After graduating from Clarkstown in 1972, Buster enrolled at Manhattan College but left after one semester to join the U.S. Army. He went on to serve honorably for 38-plus years as a combat medic, paramedic and licensed vocational nurse, serving multiple tours overseas. He managed to maintain his athletic pursuits while in the military, earning an All-Army (Europe) citation in flag football and softball, playing lead guard for the Fort Meade (Md.) basketball team, garnering first- team honors in eight-man football at Fort Meade, and meriting selection to the All-Post baseball team as an infielder at Fort Benning, Ga.

Another measure of fame came Buster’s way in 1994, when he was written into the script of an episode for the TV sitcom Coach as a backfield prospect for a fictional Division I-A college football team, the Minnesota State University Screaming Eagles.
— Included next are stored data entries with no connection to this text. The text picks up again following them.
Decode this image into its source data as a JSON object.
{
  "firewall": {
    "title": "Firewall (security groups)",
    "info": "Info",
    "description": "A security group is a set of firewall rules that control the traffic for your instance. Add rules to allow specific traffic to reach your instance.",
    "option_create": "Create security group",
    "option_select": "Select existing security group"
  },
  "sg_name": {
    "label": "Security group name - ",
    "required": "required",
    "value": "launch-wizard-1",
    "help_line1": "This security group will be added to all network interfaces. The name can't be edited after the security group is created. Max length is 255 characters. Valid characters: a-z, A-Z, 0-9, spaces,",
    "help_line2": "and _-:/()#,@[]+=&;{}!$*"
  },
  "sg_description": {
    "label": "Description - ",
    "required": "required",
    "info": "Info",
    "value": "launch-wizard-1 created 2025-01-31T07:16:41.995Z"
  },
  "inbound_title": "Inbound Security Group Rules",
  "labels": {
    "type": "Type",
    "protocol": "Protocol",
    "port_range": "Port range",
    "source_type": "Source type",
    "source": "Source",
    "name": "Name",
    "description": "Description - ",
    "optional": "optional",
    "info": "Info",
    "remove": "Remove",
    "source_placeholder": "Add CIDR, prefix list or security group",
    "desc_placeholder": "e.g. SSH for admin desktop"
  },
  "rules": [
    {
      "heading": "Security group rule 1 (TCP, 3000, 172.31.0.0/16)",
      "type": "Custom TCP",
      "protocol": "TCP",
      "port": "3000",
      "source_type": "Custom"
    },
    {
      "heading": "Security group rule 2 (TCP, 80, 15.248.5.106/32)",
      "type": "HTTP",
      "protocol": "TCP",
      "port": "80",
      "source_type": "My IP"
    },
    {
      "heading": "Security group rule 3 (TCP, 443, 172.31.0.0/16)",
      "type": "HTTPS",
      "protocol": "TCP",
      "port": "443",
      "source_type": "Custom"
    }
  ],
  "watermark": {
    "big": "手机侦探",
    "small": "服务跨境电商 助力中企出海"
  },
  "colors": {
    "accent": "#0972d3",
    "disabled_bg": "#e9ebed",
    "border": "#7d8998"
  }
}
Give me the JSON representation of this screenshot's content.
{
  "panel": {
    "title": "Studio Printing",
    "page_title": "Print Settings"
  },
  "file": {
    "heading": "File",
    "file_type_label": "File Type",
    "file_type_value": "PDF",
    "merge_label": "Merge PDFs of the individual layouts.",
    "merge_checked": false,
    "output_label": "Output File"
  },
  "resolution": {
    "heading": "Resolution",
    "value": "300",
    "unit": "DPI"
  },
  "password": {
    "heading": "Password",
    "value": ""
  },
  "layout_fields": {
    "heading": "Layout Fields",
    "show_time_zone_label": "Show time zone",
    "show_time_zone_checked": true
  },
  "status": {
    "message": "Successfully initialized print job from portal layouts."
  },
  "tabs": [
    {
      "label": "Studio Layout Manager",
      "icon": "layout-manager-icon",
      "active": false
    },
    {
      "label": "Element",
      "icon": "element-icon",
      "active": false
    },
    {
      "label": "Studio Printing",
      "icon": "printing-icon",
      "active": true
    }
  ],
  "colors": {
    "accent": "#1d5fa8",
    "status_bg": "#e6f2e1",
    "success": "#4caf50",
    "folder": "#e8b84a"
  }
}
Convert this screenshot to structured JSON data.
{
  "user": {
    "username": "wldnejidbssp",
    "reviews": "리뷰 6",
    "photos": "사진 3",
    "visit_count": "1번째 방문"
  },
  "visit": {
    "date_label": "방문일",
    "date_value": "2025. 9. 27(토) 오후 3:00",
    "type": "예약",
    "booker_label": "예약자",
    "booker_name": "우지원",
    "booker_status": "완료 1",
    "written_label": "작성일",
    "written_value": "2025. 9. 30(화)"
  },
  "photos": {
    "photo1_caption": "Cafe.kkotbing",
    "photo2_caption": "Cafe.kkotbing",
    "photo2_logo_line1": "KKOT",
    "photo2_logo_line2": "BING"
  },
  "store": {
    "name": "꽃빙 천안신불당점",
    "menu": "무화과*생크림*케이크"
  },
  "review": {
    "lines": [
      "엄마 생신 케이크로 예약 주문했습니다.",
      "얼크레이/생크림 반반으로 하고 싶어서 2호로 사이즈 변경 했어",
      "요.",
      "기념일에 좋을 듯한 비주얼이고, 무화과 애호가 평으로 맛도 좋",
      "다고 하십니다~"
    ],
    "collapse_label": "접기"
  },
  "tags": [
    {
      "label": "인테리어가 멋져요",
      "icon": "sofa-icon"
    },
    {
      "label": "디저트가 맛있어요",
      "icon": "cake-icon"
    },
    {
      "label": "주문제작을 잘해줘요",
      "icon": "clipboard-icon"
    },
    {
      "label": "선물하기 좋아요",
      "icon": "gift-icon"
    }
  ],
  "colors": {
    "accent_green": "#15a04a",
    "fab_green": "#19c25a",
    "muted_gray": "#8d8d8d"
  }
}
The script writer, Alan Kirschenbaum, was a Clarkstown graduate who was familiar with Buster’s athletic exploits and found him suitable in name and talent for inclusion in the episode, titled “Blue Chip Blues.”
Buster, who is 62, was born at Nyack Hospital and first lived at Camp Shanks Village in Orangeburg, later residing in the Clarkstown school district section of Nanuet. He moved to California in 1990 and has remained there ever since, currently serving as a civilian nursing assistant and certified massage therapist for the Veterans Administration facility in Menlo Park, Calif. A resident of nearby Belmont, Buster does most of his chair and table massage as a ministry to his community.

The Keyes connection to Rockland County remains strong. One of Buster’s three sisters, Gloria, works as a registered nurse at Good Samaritan Hospital in Suffern, and another, Adele, is an educator in Rockland. His other sister, Deborah, was a pro- bation officer in New City who died of lung cancer in 2011.